Несмотря на холод, вместе с курткой и свитером на мне были бермудские шорты; чувствуя, как ноги покрываются от ветра гусиной кожей, я установил на корме деревянный флагшток, атрибут патриотизма, бессмысленный в ночное время, однако необходимый из-за светившего на его верхушке яркого фонаря. Я не мог понять, каким образом по шесту, стоит его воткнуть в паз, начинает бежать электрический ток. Отца я спросить не решался, дабы не выслушивать его объяснений. Кожаные сиденья были холодные, но быстро нагрелись телами, кожа нагрела кожу.
От пристани мы отчаливали с мучительным страхом (причаливать было еще страшнее). Отец, который в молодости был техасским ковбоем, мог смеяться над ураганом и смерчем, но в этой чуждой ему стихии – холодной, бездонной, изменчивой – его все настораживало. На голове у него красовалась нелепая „капитанская“ фуражка (все, что он носил на досуге, было нелепым, все вызывало смех, как будто и сам досуг подлежал осмеянию). Едва держась на ногах, он стоял за штурвалом. Вибрировали моторы, вращался прожектор на носу лодки, дрожал кончик отцовской сигары. Я отважился свеситься с настила, отвязал канаты, бросил их в катер и сам прыгнул следом. Вскоре я уже сидел на корточках за спиной у отца. В руках у меня был длинный шест с крюком на конце, из тех, которыми в душных классах начальной школы открывают фрамуги. Мне было поручено с минимальным риском оттолкнуть катер от причала, прежде чем отец заведет упрямые моторы. Все это было сплошным наказанием. Нормальные люди швартовали свои моторные катера с помощью одной-единственной веревки, они, непринужденно переговариваясь, задним ходом отходили от причала по несложной, изящной дуге, а сыновья нормальных людей, точно проворные обезьяны, улыбаясь и перешучиваясь, лазали по лакированным палубам.

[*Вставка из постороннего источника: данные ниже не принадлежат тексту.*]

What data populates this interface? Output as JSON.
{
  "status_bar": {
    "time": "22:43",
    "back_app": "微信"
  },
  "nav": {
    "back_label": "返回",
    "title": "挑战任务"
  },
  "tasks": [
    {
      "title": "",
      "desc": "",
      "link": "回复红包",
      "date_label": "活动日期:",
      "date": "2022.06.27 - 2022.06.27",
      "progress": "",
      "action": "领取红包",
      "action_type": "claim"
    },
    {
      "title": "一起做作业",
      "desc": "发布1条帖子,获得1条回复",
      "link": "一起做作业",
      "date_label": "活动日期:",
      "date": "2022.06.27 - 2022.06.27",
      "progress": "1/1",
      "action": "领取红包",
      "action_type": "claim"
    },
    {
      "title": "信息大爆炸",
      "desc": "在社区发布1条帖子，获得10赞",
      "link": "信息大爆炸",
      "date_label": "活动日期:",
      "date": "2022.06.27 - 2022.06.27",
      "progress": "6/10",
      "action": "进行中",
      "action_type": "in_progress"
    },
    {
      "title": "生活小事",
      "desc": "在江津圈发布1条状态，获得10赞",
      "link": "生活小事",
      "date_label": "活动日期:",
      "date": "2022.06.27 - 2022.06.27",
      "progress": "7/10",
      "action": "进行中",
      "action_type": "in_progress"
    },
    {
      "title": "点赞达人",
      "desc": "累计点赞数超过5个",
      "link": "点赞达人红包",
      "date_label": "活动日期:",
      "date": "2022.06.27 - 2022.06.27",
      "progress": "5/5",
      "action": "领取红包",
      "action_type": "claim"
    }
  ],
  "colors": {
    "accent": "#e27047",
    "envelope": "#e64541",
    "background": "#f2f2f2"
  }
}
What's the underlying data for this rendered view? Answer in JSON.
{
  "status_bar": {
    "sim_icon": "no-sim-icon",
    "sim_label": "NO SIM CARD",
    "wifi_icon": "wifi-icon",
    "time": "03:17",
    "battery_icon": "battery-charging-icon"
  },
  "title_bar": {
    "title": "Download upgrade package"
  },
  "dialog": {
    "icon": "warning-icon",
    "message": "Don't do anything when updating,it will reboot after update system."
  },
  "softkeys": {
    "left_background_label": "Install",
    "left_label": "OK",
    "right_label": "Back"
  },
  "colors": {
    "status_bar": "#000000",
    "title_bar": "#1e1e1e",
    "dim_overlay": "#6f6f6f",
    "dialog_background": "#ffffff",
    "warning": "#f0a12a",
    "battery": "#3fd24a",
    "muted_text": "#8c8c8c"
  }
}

Мы отчалили. Быстроходный катер устремился вперед так резко, что нас прижало к сиденьям. Питер, семилетний братишка Кевина, устроился на откидном сиденье, волосы его развевались под трепетавшим флагом, из открытого рта раздавались крики радостного страха, терявшиеся, однако, в порывах ветра. Он махал слабой ручонкой, а другой ухватился за хромированную рукоятку у себя под боком; и все-таки он высоко подпрыгивал, когда мы мчались, пересекая чью-то кильватерную волну. От носа нашего катера расходились такие же волны. Ночь, эта трудолюбивая белошвейка, спокойно работала твердой рукой, иглой нашего судна вплетая в ткань воды новые нити, разве что катер не сшивал воду в единое целое, а распарывал ее на длинные белые лоскуты. На берегу там и сям мелькали меж соснами окна домов. Мы пронеслись мимо ставшей на якорь лодки с рыбаками и их единственной керосиновой лампой; один из них погрозил нам кулаком.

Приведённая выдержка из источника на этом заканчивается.